DJ: Collaborative work is by far my preferred method of commissioning new composition. The music becomes much more personalized and special when the performer has a voice in the process. I also prefer pieces that are written for a specific person and not just for their instrument. I started to make this differentiation when I began improvising seriously. With improvised music, you are playing and interacting with individuals, not just the instrument in their hands. When that idea is applied to composition, creating material beyond the instrument itself and looking to the artist's creative voice, you are opening up much more potential and possibilities. To give an example in my own work: I will be releasing a solo album this Fall called Carve, which features four newly commissioned works for bassoon and electronics by Sam Pluta, Paula Matthusen, Peter V. Swendsen, and Kyle Bruckmann. When I started the project, I wanted to commission pieces not only for bassoon and electronics, but works that incorporate improvisation. More specifically, pieces that incorporate my own language and style as an improviser. The composers took this idea and applied it to their own compositional aesthetics. For each composer, the starting point of the pieces was improvisation- meeting and playing together, recording those sessions, then asking questions, experimenting with ideas and sounds, and pretty soon a composition begins to take shape. As a performer, the challenge was to interpret and improvise in a way that was true to my own language while maintaining the style of the composer's music, all of whom have very different sound worlds. For this particular album, I am also including short acoustic improvisations between each of the tracks that serve as interludes which connect the pieces back to the initial starting point: improvisation.

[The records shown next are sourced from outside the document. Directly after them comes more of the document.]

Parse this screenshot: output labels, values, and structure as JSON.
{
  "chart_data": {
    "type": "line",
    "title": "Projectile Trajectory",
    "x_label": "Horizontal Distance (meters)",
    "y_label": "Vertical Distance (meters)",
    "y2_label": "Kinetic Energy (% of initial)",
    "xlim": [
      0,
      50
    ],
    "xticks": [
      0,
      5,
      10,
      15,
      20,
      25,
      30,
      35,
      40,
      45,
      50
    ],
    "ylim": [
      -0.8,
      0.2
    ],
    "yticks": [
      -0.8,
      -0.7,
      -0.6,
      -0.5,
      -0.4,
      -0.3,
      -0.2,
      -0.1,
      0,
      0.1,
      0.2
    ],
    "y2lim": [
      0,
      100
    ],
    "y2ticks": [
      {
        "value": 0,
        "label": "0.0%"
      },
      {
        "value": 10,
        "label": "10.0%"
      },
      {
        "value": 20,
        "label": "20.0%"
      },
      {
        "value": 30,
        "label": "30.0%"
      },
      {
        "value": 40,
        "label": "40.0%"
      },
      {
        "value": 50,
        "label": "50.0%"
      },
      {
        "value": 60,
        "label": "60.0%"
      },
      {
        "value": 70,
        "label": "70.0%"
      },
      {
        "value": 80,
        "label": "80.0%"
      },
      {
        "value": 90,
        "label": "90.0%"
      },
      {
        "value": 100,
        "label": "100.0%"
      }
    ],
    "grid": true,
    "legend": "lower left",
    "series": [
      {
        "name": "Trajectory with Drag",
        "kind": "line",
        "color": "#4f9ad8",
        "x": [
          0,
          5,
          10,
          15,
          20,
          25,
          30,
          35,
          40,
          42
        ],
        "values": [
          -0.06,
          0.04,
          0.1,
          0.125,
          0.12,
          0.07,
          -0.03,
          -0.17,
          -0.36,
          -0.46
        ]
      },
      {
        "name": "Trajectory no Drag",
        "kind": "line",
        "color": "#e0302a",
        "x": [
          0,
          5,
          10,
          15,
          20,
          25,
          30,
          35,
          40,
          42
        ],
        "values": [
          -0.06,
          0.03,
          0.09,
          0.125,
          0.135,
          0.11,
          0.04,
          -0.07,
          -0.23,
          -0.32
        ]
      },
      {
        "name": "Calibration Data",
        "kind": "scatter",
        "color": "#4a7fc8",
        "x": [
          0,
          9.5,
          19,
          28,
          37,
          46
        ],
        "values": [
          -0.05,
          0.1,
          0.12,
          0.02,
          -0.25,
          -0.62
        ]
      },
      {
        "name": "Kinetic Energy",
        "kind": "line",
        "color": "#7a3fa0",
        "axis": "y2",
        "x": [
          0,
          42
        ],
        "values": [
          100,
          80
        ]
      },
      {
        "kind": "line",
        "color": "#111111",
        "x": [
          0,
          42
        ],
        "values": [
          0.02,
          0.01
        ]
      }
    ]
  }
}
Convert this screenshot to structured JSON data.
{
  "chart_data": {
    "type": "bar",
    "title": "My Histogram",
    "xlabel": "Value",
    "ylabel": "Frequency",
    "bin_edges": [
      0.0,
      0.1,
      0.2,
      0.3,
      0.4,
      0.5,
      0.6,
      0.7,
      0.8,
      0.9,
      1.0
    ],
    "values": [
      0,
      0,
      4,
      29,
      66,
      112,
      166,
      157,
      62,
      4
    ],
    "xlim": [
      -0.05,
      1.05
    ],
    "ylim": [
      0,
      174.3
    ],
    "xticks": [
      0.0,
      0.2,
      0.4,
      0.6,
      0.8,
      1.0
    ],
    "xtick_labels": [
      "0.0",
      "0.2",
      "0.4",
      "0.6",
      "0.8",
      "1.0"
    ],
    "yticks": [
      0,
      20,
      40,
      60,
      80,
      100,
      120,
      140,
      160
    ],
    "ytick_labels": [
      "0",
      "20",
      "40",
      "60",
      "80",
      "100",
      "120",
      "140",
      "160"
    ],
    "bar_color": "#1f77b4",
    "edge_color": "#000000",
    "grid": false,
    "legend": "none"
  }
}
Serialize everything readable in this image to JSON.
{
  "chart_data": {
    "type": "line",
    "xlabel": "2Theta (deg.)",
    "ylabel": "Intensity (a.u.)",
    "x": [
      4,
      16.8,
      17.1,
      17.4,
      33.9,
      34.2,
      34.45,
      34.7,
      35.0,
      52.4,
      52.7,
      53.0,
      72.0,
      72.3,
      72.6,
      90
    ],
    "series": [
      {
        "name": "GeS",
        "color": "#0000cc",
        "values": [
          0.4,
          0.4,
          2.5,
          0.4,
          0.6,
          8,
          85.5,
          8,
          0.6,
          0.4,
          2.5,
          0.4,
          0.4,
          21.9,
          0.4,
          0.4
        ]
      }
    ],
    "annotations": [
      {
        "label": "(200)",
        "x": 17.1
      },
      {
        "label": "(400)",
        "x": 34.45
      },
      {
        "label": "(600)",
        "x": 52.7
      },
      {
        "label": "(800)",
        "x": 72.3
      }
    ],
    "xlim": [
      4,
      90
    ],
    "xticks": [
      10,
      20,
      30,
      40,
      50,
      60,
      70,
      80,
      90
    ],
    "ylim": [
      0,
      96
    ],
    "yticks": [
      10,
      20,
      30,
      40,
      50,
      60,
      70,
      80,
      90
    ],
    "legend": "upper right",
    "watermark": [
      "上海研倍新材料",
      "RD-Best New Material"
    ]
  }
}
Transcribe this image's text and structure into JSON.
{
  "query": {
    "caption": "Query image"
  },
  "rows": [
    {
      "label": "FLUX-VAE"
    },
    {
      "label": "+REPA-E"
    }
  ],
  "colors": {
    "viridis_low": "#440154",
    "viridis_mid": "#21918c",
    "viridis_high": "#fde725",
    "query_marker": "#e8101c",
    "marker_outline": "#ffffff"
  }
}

PSF: Composing from improvisations would seem to get to the heart of things in a way. Improvisation discloses something fundamental about the improviser--not only his or her store of perhaps latent musical skills and idiolect, but something more, say, a primary choice of his- or herself through sound at a given moment.
DJ: This is definitely true in my case. Improvisation is one of the primary forms of expression for me and it seems only natural to initiate collaborative work with composers through improvisations. I used to separate my musical worlds: improvisation and interpretation (classical and contemporary classical notated music) used to be two different hats that I wore. But, it is difficult to lead a musical double life and so I began to find ways to connect my worlds. This project, in particular, is a direct result of that work.
PSF: Some people might see improvisation and composition, or improvisation and interpretation, as opposites, but seen from another perspective they might appear complementary instead. As two moments in a series of reciprocal musical choices expressing an underlying sensibility, perhaps.
DJ: I view improvisation, composition, and interpretation as complementary entities. Each supports and informs the other. For many musicians, our formal training often separates composition and interpretation from improvisation. As a classically-trained bassoonist, improvisation was simply not part of the conversation. I was fortunate to discover a few high level improvised performances early on that fueled my curiosity for the genre. Improvisation is a difficult term to define, but ‘instant composition' has been a good descriptor that gets to the heart of what an improviser is doing. Improvisation played an essential role in discovering my artistic language, and from there the connections with composition and interpretation became very clear.